BPCL’s net profit rose 6.3 times sequentially to Rs 3,125 crore in the March quarter.

An attendant sits between two fuel pumps at a Bharat Petroleum Corp. gas station in Mumbai, India (Photographer: Dhiraj Singh/Bloomberg)  
An attendant sits between two fuel pumps at a Bharat Petroleum Corp. gas station in Mumbai, India (Photographer: Dhiraj Singh/Bloomberg)  

Bharat Petroleum Corporation Ltd.’s quarterly profit beat estimates as it jumped more than sixfold on higher inventory gains.

Net profit rose 6.3 times on a sequential basis to Rs 3,125 crore in the January-March period, India’s second-largest state-run oil marketer said in its exchange filing. That’s the highest since at least June 2017. Analysts tracked by Bloomberg had projected the figure at Rs 2,736 crore.

Its revenue was down 6.6 percent over the previous quarter to Rs 73,990 crore, against the Rs 75,478-crore forecast. The foreign exchange gains reduced to Rs 275 crore from Rs 659 crore sequentially.

The company’s other expenses for the last financial year included Rs 700.38 crore toward losses on account of foreign currency transactions and translations.

Key Highlights:

  • Operating profit jumped 6.2 times from the December quarter to Rs 4,805.1 crore.
  • Operating margin swelled 550 basis points to 6.5 percent.
  • Debt surged 25 percent from the previous year to Rs 29,099 crore.
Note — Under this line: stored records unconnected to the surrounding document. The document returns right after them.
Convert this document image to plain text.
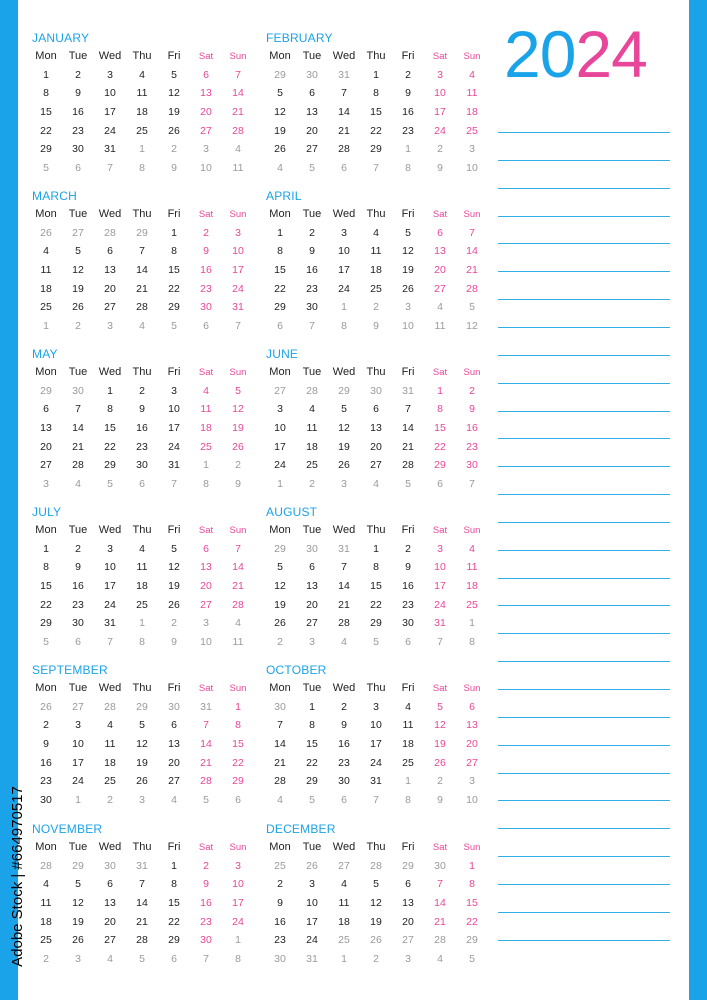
Adobe Stock | #664970517
2024
JANUARY
Mon	Tue	Wed	Thu	Fri	Sat	Sun
1	2	3	4	5	6	7
8	9	10	11	12	13	14
15	16	17	18	19	20	21
22	23	24	25	26	27	28
29	30	31	1	2	3	4
5	6	7	8	9	10	11
FEBRUARY
Mon	Tue	Wed	Thu	Fri	Sat	Sun
29	30	31	1	2	3	4
5	6	7	8	9	10	11
12	13	14	15	16	17	18
19	20	21	22	23	24	25
26	27	28	29	1	2	3
4	5	6	7	8	9	10
MARCH
Mon	Tue	Wed	Thu	Fri	Sat	Sun
26	27	28	29	1	2	3
4	5	6	7	8	9	10
11	12	13	14	15	16	17
18	19	20	21	22	23	24
25	26	27	28	29	30	31
1	2	3	4	5	6	7
APRIL
Mon	Tue	Wed	Thu	Fri	Sat	Sun
1	2	3	4	5	6	7
8	9	10	11	12	13	14
15	16	17	18	19	20	21
22	23	24	25	26	27	28
29	30	1	2	3	4	5
6	7	8	9	10	11	12
MAY
Mon	Tue	Wed	Thu	Fri	Sat	Sun
29	30	1	2	3	4	5
6	7	8	9	10	11	12
13	14	15	16	17	18	19
20	21	22	23	24	25	26
27	28	29	30	31	1	2
3	4	5	6	7	8	9
JUNE
Mon	Tue	Wed	Thu	Fri	Sat	Sun
27	28	29	30	31	1	2
3	4	5	6	7	8	9
10	11	12	13	14	15	16
17	18	19	20	21	22	23
24	25	26	27	28	29	30
1	2	3	4	5	6	7
JULY
Mon	Tue	Wed	Thu	Fri	Sat	Sun
1	2	3	4	5	6	7
8	9	10	11	12	13	14
15	16	17	18	19	20	21
22	23	24	25	26	27	28
29	30	31	1	2	3	4
5	6	7	8	9	10	11
AUGUST
Mon	Tue	Wed	Thu	Fri	Sat	Sun
29	30	31	1	2	3	4
5	6	7	8	9	10	11
12	13	14	15	16	17	18
19	20	21	22	23	24	25
26	27	28	29	30	31	1
2	3	4	5	6	7	8
SEPTEMBER
Mon	Tue	Wed	Thu	Fri	Sat	Sun
26	27	28	29	30	31	1
2	3	4	5	6	7	8
9	10	11	12	13	14	15
16	17	18	19	20	21	22
23	24	25	26	27	28	29
30	1	2	3	4	5	6
OCTOBER
Mon	Tue	Wed	Thu	Fri	Sat	Sun
30	1	2	3	4	5	6
7	8	9	10	11	12	13
14	15	16	17	18	19	20
21	22	23	24	25	26	27
28	29	30	31	1	2	3
4	5	6	7	8	9	10
NOVEMBER
Mon	Tue	Wed	Thu	Fri	Sat	Sun
28	29	30	31	1	2	3
4	5	6	7	8	9	10
11	12	13	14	15	16	17
18	19	20	21	22	23	24
25	26	27	28	29	30	1
2	3	4	5	6	7	8
DECEMBER
Mon	Tue	Wed	Thu	Fri	Sat	Sun
25	26	27	28	29	30	1
2	3	4	5	6	7	8
9	10	11	12	13	14	15
16	17	18	19	20	21	22
23	24	25	26	27	28	29
30	31	1	2	3	4	5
BPCL’s average gross refining margin—the amount a refiner earns by refining one barrel of crude oil— was at $4.58 per barrel for the year-ended March compared to $6.85 a barrel a year ago. The GRM for the January-March period stood at $2.74 a barrel. The company had reported the lowest GRM among its peers for the quarter-ended December, beset by plant shutdowns and fire mishaps.

Other Highlights (Quarter-On-Quarter)

  • Crude throughput was up 9.6 percent to 8.21 million metric tonnes.
  • Sales volume rose 9.2 percent to 11.65 MMT.
  • Other income increased 14 percent to Rs 1,057.6 crore.
  • Employee cost up 29 percent to Rs 1,037 crore.
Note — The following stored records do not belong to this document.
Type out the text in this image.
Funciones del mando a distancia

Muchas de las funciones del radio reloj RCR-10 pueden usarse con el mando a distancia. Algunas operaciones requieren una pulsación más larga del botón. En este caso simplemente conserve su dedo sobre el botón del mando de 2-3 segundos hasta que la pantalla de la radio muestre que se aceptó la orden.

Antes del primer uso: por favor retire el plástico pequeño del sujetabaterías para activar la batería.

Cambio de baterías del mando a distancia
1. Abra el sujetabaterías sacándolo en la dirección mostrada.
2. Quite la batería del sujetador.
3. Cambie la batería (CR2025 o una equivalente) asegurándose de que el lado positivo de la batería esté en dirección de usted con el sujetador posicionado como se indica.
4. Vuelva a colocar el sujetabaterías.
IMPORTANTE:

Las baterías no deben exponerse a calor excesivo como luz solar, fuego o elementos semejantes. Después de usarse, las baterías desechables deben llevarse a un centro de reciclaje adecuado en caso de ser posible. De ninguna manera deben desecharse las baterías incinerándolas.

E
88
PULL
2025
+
The company also reported inventory gains worth Rs 356 crore during the fourth quarter as Brent crude prices rose 30 percent and averaged around $63 a barrel. It had reported an inventory loss of Rs 3,333 crore in the previous quarter. Inventory gain or loss is the difference between the price at which a company buys crude oil and the price at which fuel is sold.
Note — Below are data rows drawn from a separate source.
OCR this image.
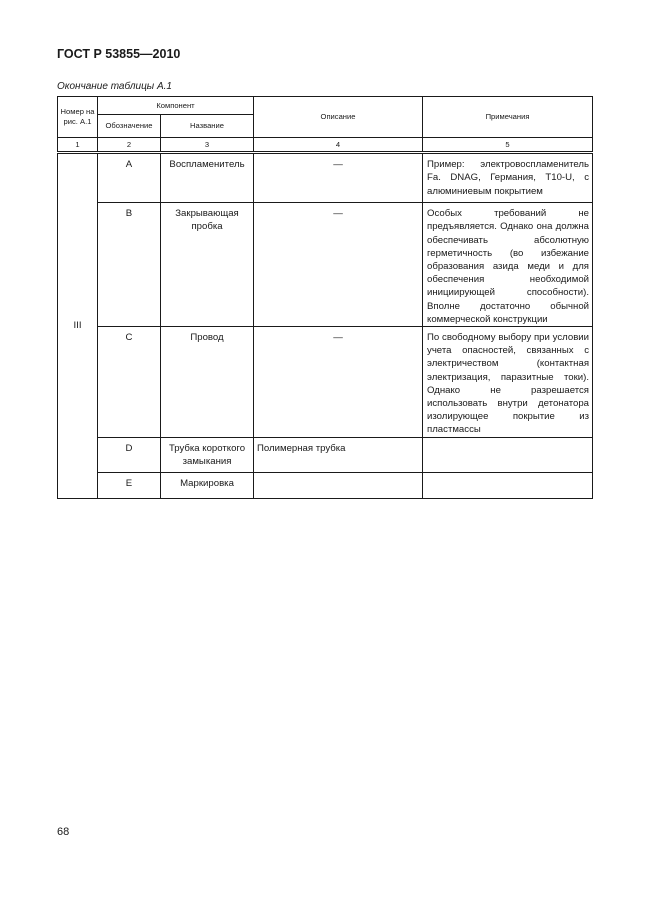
ГОСТ Р 53855—2010
Окончание таблицы А.1
Номер на рис. А.1	Компонент		Описание	Примечания
	Обозначение	Название		
1	2	3	4	5
III	A	Воспламенитель	—	Пример: электровоспламенитель Fa. DNAG, Германия, T10-U, с алюминиевым покрытием
	B	Закрывающая пробка	—	Особых требований не предъявляется. Однако она должна обеспечивать абсолютную герметичность (во избежание образования азида меди и для обеспечения необходимой инициирующей способности). Вполне достаточно обычной коммерческой конструкции
	C	Провод	—	По свободному выбору при условии учета опасностей, связанных с электричеством (контактная электризация, паразитные токи). Однако не разрешается использовать внутри детонатора изолирующее покрытие из пластмассы
	D	Трубка короткого замыкания	Полимерная трубка	
	E	Маркировка		
68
Petrol and diesel rates, too, moved in tandem with global crude prices during the period, which helped oil marketing companies to earn a steady gross marketing margin on sale of every litre of fuel, according to data compiled by BloombergQuint.

BPCL’s gross marketing margin was the highest in at least four years. Its gross marketing margin on petrol averaged at Rs 5.83 a litre from Rs 3.6 a litre in the preceding quarter, while for diesel it stood at Rs 5.85 per litre against Rs 3.2 per litre. Retail sales contribute nearly 40 percent to BPCL’s operating profit.

Besides, the company’s board recommended a final dividend of Rs 8 per equity share at a face value Rs 10 apiece, subject to shareholders’ approval. The final dividend will be paid within 30 days from the date of its declaration at the annual general meeting, the filing said.

Shares of BPCL ended 4.15 percent higher before the results announcement compared with a 4.52 percent gain in the benchmark NSE Nifty Energy Index.